The words are as finely pared as the music, almost haiku-like. By the time the closing title track arrives, language has been all but relegated to redundancy, as Bunyan simply laces a string of words beginning with “heart” along the album’s most dazzlingly lovely melody.
Like much of what has come before, the song feels like a gentle valediction. Bunyan has said she will not make another album, and this record certainly possesses all the characteristics of a goodbye. If Heartleap does indeed prove to be the final destination of Bunyan’s old horse and cart, it’s an entirely worthy one.
Graeme Thomson

You’ve taken sole control on this album. Why?

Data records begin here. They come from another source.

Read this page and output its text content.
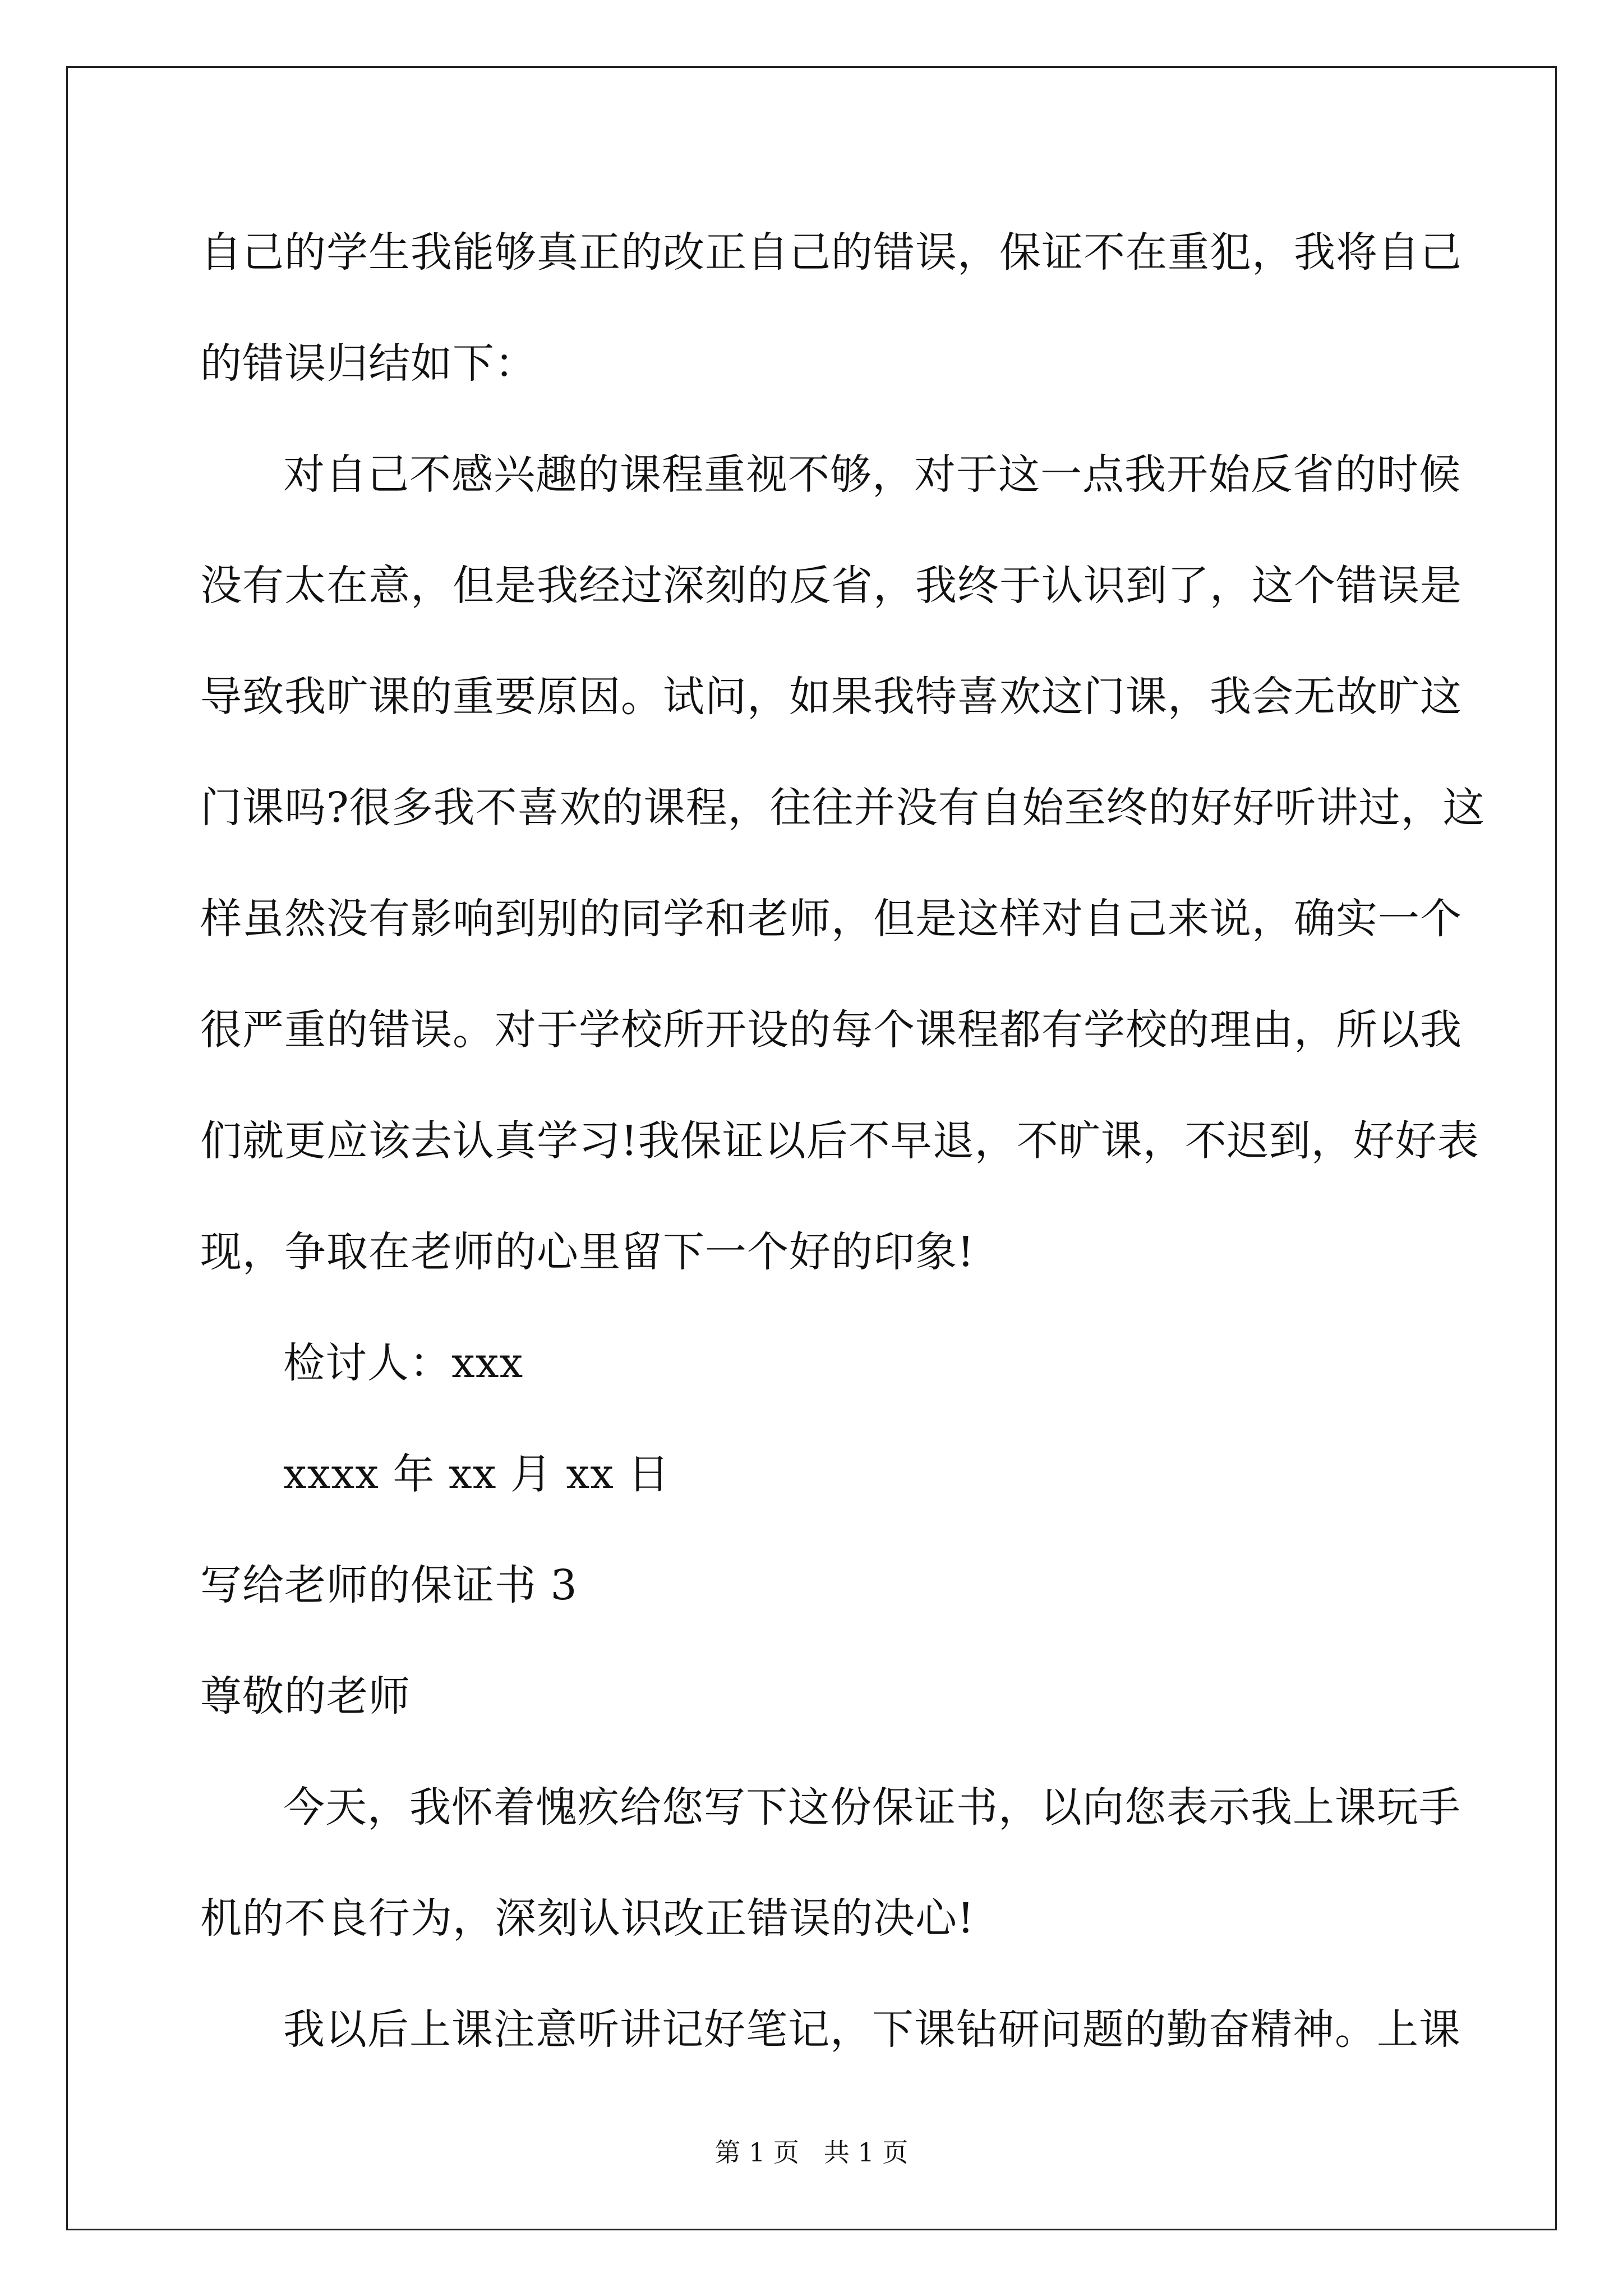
自己的学生我能够真正的改正自己的错误，保证不在重犯，我将自己
的错误归结如下：
对自己不感兴趣的课程重视不够，对于这一点我开始反省的时候
没有太在意，但是我经过深刻的反省，我终于认识到了，这个错误是
导致我旷课的重要原因。试问，如果我特喜欢这门课，我会无故旷这
门课吗?很多我不喜欢的课程，往往并没有自始至终的好好听讲过，这
样虽然没有影响到别的同学和老师，但是这样对自己来说，确实一个
很严重的错误。对于学校所开设的每个课程都有学校的理由，所以我
们就更应该去认真学习!我保证以后不早退，不旷课，不迟到，好好表
现，争取在老师的心里留下一个好的印象!
检讨人：xxx
xxxx 年 xx 月 xx 日
写给老师的保证书 3
尊敬的老师
今天，我怀着愧疚给您写下这份保证书，以向您表示我上课玩手
机的不良行为，深刻认识改正错误的决心!
我以后上课注意听讲记好笔记，下课钻研问题的勤奋精神。上课
第 1 页   共 1 页
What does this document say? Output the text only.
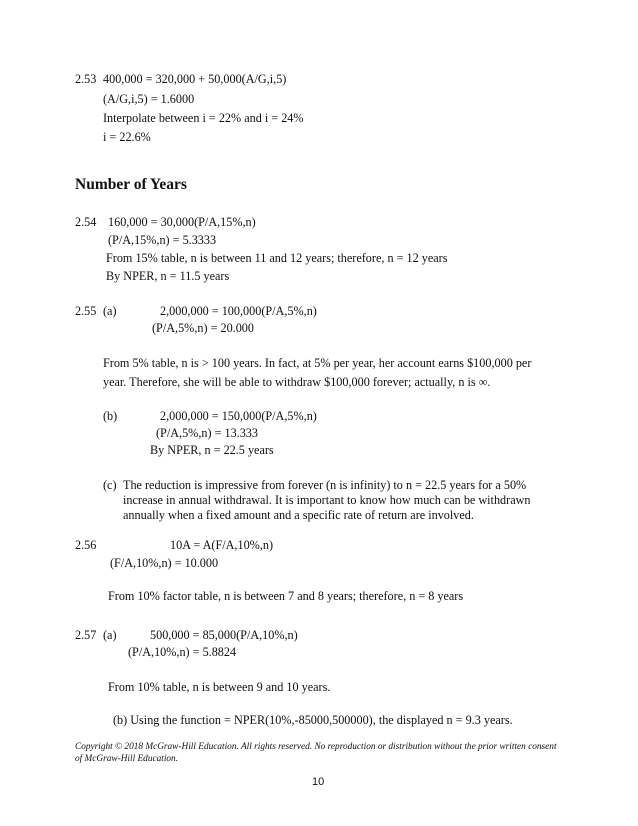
2.53 400,000 = 320,000 + 50,000(A/G,i,5)
(A/G,i,5) = 1.6000
Interpolate between i = 22% and i = 24%
i = 22.6%
Number of Years
2.54 160,000 = 30,000(P/A,15%,n)
(P/A,15%,n) = 5.3333
From 15% table, n is between 11 and 12 years; therefore, n = 12 years
By NPER, n = 11.5 years
2.55 (a)	2,000,000 = 100,000(P/A,5%,n)
(P/A,5%,n) = 20.000
From 5% table, n is > 100 years. In fact, at 5% per year, her account earns $100,000 per
year. Therefore, she will be able to withdraw $100,000 forever; actually, n is ∞.
(b)	2,000,000 = 150,000(P/A,5%,n)
(P/A,5%,n) = 13.333
By NPER, n = 22.5 years
(c) The reduction is impressive from forever (n is infinity) to n = 22.5 years for a 50%
increase in annual withdrawal. It is important to know how much can be withdrawn
annually when a fixed amount and a specific rate of return are involved.
2.56	10A = A(F/A,10%,n)
(F/A,10%,n) = 10.000
From 10% factor table, n is between 7 and 8 years; therefore, n = 8 years
2.57 (a)	500,000 = 85,000(P/A,10%,n)
(P/A,10%,n) = 5.8824
From 10% table, n is between 9 and 10 years.
(b) Using the function = NPER(10%,-85000,500000), the displayed n = 9.3 years.
Copyright © 2018 McGraw-Hill Education. All rights reserved. No reproduction or distribution without the prior written consent
of McGraw-Hill Education.
10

I finally had the opportunity to do it the way I heard it in my head, which is in no way to denigrate anything that went before, it was all a great joy, but it just seemed time to see what I could do myself. On Lookaftering Max [Richter] said, “You don’t have to put a picture on every wall,” and that really stayed with me. It feels so exposing because it’s just me, I’m not hiding behind anybody. It’s more like a self-portrait rather than someone else’s portrait of me.

Would you like to work more quickly?
I wanted every note to mean something, and that’s really what took the time. Also, I’m very slow at coming up with the songs, although “Heartleap” came to me very quickly, and in a way it said everything I’ve ever wanted to say.

Is this really going to be your last album, or can I change your mind?
When it was finally finished – my first deadline was 2008 – the label started taking about the next one and I thought, absolutely adamantly, No, I’m not going through that again! It felt like a lot of years and a lot of my life had gone into it. Time to do something else. But minds can change.